If you answered "yes" to even one of these questions, we strongly urge you to see an audiologist for a hearing test.

Why some kids don't pay attention...
Ninety-five percent of all children under age five experience some sort of ear infection greatly increasing the possibility of long-term damage. Making problems worse, hearing problems in children often are mistaken for hyperactivity or learning disabilities.

Sound advice for everyone...
Avoid exposure to loud noises. Prolonged exposure to sound levels above 90 decibels (the level of most power mowers) can cause permanent damage to your hearing. Noise induced losses can be prevented by using ear protection.

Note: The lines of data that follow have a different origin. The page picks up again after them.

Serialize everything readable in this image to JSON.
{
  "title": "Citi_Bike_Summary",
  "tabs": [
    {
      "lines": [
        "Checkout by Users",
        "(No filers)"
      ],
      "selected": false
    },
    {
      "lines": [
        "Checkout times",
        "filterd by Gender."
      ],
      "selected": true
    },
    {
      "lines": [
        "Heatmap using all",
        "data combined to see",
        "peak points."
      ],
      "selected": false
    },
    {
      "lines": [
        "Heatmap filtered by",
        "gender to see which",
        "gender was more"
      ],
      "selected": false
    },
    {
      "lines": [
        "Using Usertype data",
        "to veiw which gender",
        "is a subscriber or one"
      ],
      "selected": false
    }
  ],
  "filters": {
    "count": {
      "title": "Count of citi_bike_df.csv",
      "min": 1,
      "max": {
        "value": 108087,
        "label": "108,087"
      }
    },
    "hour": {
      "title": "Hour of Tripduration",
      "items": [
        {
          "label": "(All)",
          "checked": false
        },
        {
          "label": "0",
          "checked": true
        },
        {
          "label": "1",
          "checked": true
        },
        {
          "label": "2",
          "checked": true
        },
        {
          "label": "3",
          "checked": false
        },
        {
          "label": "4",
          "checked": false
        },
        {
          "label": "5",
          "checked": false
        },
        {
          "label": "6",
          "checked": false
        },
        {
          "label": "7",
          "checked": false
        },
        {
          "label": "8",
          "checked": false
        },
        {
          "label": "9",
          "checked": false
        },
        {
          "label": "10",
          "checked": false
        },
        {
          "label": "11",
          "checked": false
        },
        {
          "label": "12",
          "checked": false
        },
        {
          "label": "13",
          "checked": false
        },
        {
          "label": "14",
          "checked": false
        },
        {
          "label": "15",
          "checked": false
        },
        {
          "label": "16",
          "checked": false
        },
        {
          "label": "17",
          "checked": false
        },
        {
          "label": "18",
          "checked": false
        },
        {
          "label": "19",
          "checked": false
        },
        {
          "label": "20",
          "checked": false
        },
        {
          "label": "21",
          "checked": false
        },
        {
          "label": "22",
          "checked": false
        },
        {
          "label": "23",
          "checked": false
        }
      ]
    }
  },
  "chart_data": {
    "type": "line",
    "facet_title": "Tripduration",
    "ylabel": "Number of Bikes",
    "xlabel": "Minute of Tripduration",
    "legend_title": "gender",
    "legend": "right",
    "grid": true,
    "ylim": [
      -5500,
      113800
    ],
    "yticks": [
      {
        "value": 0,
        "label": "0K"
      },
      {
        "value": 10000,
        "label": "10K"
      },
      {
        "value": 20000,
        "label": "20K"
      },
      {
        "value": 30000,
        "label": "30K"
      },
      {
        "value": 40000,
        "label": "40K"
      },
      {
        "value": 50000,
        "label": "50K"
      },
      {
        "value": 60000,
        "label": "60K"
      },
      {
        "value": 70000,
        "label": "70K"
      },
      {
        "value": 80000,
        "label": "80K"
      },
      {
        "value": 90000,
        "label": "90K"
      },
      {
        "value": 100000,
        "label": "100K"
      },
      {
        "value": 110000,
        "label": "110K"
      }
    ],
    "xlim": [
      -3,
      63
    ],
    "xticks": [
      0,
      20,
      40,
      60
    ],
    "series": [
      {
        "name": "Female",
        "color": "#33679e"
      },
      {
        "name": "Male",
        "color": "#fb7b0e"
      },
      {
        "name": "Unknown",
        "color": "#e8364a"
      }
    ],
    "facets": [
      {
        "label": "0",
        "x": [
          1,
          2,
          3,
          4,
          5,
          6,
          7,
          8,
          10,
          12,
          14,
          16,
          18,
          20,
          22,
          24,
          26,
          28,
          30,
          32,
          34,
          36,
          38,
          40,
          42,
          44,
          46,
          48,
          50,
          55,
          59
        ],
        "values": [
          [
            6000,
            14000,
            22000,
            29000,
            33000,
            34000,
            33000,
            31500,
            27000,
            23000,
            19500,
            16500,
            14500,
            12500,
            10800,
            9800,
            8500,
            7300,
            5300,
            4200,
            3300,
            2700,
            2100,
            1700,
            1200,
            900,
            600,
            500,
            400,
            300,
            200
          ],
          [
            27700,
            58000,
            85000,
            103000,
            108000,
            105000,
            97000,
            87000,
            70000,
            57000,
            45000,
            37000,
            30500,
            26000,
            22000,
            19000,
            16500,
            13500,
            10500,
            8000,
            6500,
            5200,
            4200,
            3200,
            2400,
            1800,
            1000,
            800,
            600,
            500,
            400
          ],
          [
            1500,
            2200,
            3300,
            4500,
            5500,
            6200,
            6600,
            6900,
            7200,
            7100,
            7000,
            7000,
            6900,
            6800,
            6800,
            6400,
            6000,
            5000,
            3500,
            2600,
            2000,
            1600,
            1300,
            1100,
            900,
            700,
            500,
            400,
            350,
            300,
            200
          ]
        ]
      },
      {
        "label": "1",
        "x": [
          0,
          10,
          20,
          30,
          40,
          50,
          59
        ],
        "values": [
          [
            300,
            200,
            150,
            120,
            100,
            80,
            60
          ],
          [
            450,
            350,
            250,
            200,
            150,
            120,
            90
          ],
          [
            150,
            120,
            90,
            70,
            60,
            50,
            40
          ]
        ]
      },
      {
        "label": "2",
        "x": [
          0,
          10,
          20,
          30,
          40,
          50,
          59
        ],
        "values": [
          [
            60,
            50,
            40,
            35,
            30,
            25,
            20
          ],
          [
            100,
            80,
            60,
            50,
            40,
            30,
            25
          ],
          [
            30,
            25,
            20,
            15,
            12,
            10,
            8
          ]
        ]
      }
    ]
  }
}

That ringing in your ears could be a wake up call!
Tinnitus - a recurrent ringing or buzzing in your ears - effects as many as 40 million Americans. Sometimes it results from exposure to sudden loud noise, and may subside to a low but persistent level. Other times it can be caused by an infection, fluid in the middle ear, or even wax buildup. No matter what the source, tinnitus is telling you that it's time to see your physician or audiologist.

Do not tune out the symptoms of a hearing loss. Studies show that people who notice problems with their hearing wait an average of seven years before having it tested. Experts say that even a slight change in your audio perception is reason enough to have your hearing checked immmediately.